Wet Seal Inc (WTSL) is upsetting employees with its store-closure practices
Retail chain Wet Seal Inc (NASDAQ:WTSL) is in trouble. Sure, the shares more than doubled in value on Wednesday … only to land at $0.13. To put that further in perspective, the stock traded around $5 in mid-2013, and in June 2002, peaked at $25.25. But WTSL's troubles extend beyond the charts to its store-closure policies.
A Gulfport, Mississippi, location received a package last week labeled "Store Project." Inside were instructions to pack the store's registers, credit card scanners, and other items. The cryptic "project" had the assistant manager wondering, "how do we function as a business if we've packed up our credit card scanners?"

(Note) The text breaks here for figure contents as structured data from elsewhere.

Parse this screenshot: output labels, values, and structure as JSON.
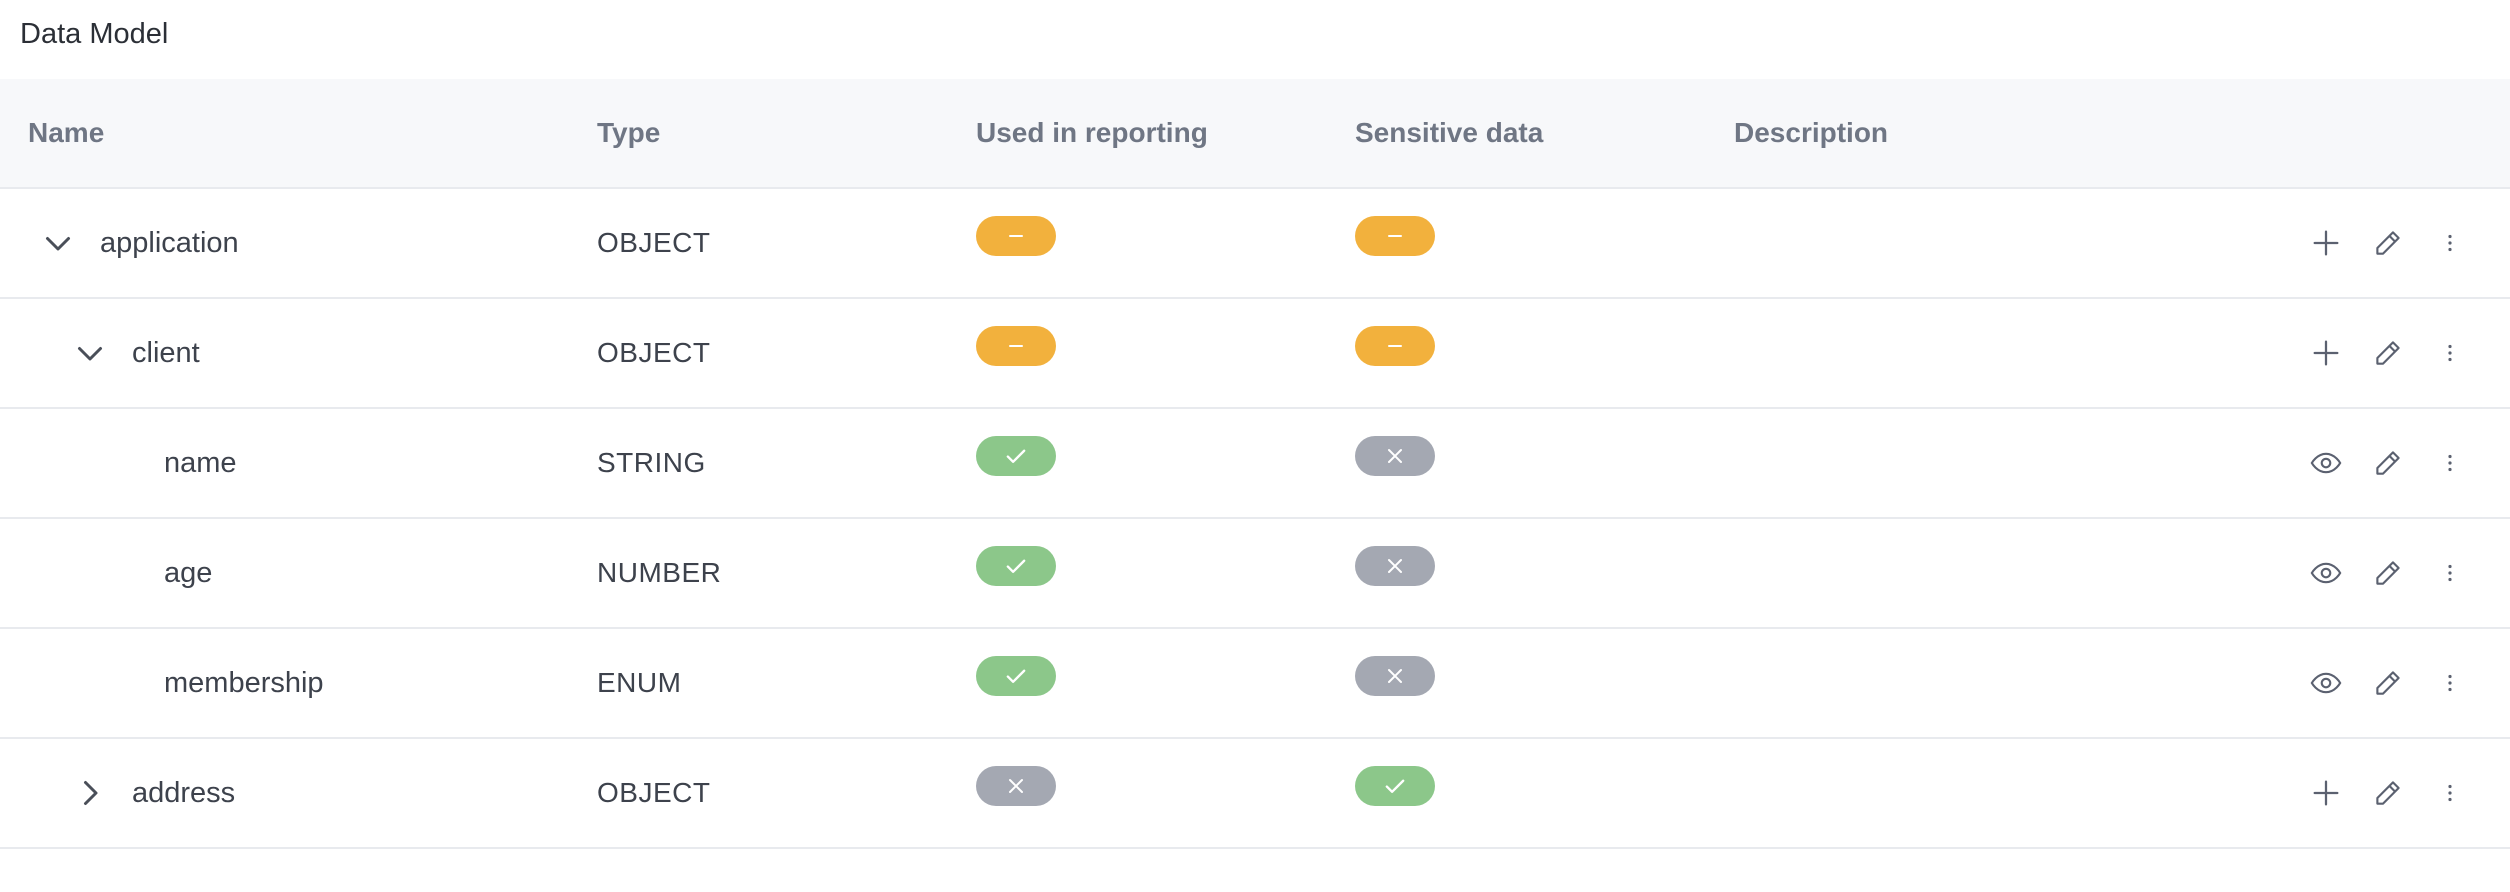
{
  "page": {
    "title": "Data Model"
  },
  "columns": {
    "name": "Name",
    "type": "Type",
    "reporting": "Used in reporting",
    "sensitive": "Sensitive data",
    "description": "Description"
  },
  "colors": {
    "partial": "#f2b13d",
    "yes": "#8cc78a",
    "no": "#a4a8b2"
  },
  "rows": [
    {
      "name": "application",
      "type": "OBJECT",
      "depth": 0,
      "expander": "expanded",
      "reporting": "partial",
      "sensitive": "partial",
      "view_action": "add-icon"
    },
    {
      "name": "client",
      "type": "OBJECT",
      "depth": 1,
      "expander": "expanded",
      "reporting": "partial",
      "sensitive": "partial",
      "view_action": "add-icon"
    },
    {
      "name": "name",
      "type": "STRING",
      "depth": 2,
      "expander": "none",
      "reporting": "yes",
      "sensitive": "no",
      "view_action": "eye-icon"
    },
    {
      "name": "age",
      "type": "NUMBER",
      "depth": 2,
      "expander": "none",
      "reporting": "yes",
      "sensitive": "no",
      "view_action": "eye-icon"
    },
    {
      "name": "membership",
      "type": "ENUM",
      "depth": 2,
      "expander": "none",
      "reporting": "yes",
      "sensitive": "no",
      "view_action": "eye-icon"
    },
    {
      "name": "address",
      "type": "OBJECT",
      "depth": 1,
      "expander": "collapsed",
      "reporting": "no",
      "sensitive": "yes",
      "view_action": "add-icon"
    }
  ]
}
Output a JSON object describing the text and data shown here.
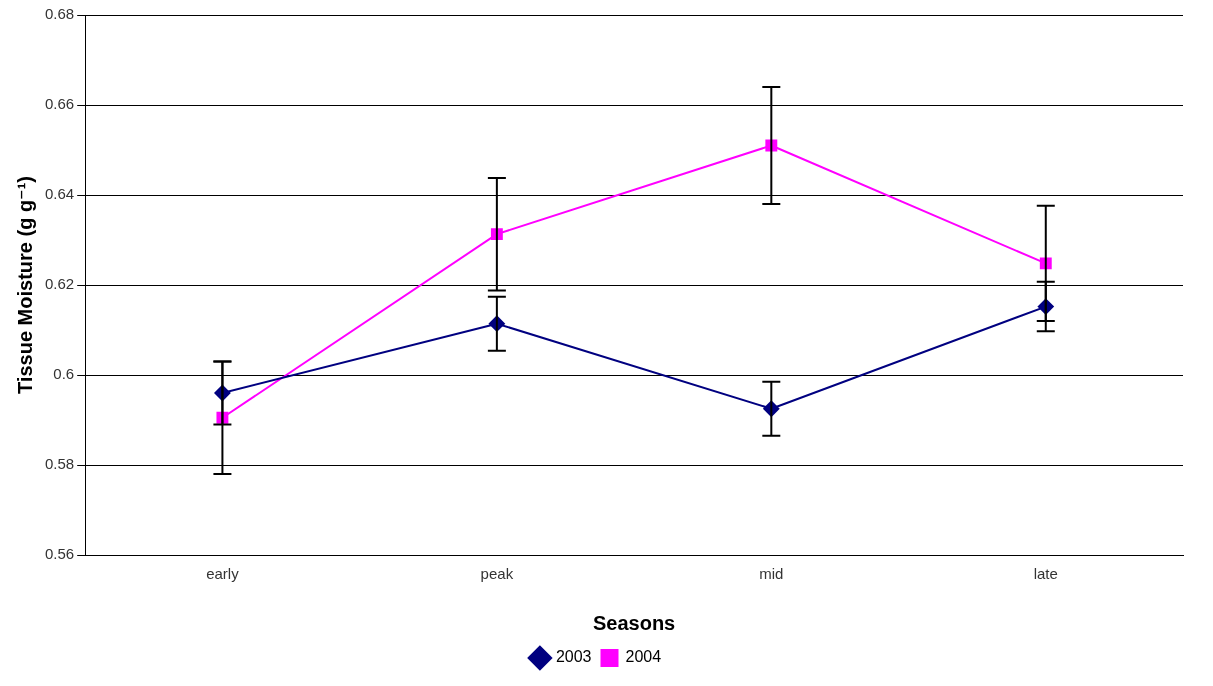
{
  "chart_data": {
    "type": "line",
    "xlabel": "Seasons",
    "ylabel": "Tissue Moisture (g g⁻¹)",
    "categories": [
      "early",
      "peak",
      "mid",
      "late"
    ],
    "series": [
      {
        "name": "2003",
        "color": "#000080",
        "marker": "diamond",
        "values": [
          0.596,
          0.6114,
          0.5925,
          0.6152
        ],
        "errors": [
          0.007,
          0.006,
          0.006,
          0.0055
        ]
      },
      {
        "name": "2004",
        "color": "#ff00ff",
        "marker": "square",
        "values": [
          0.5905,
          0.6313,
          0.651,
          0.6248
        ],
        "errors": [
          0.0125,
          0.0125,
          0.013,
          0.0128
        ]
      }
    ],
    "ylim": [
      0.56,
      0.68
    ],
    "yticks": [
      0.56,
      0.58,
      0.6,
      0.62,
      0.64,
      0.66,
      0.68
    ],
    "grid": "y",
    "legend": "bottom"
  }
}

The answer: You can't. But this was never communicated by WTSL headquarters. Instead, an employee at a nearby store eventually called and broke the news -- the Gulfport site was being shuttered. And, with it, a host of other locations across the U.S. that are now posting signs, venting their frustration with the retailer. It seems WTSL corporate kept all of its store-level employees in the dark about the impending closures.
On the sentiment front, short sellers have been understandably active on the technical underperformer. Specifically, about 18% of Wet Seal Inc's (NASDAQ:WTSL) float is sold short, even though the stock was worth just 6 cents per share prior to yesterday's "rally."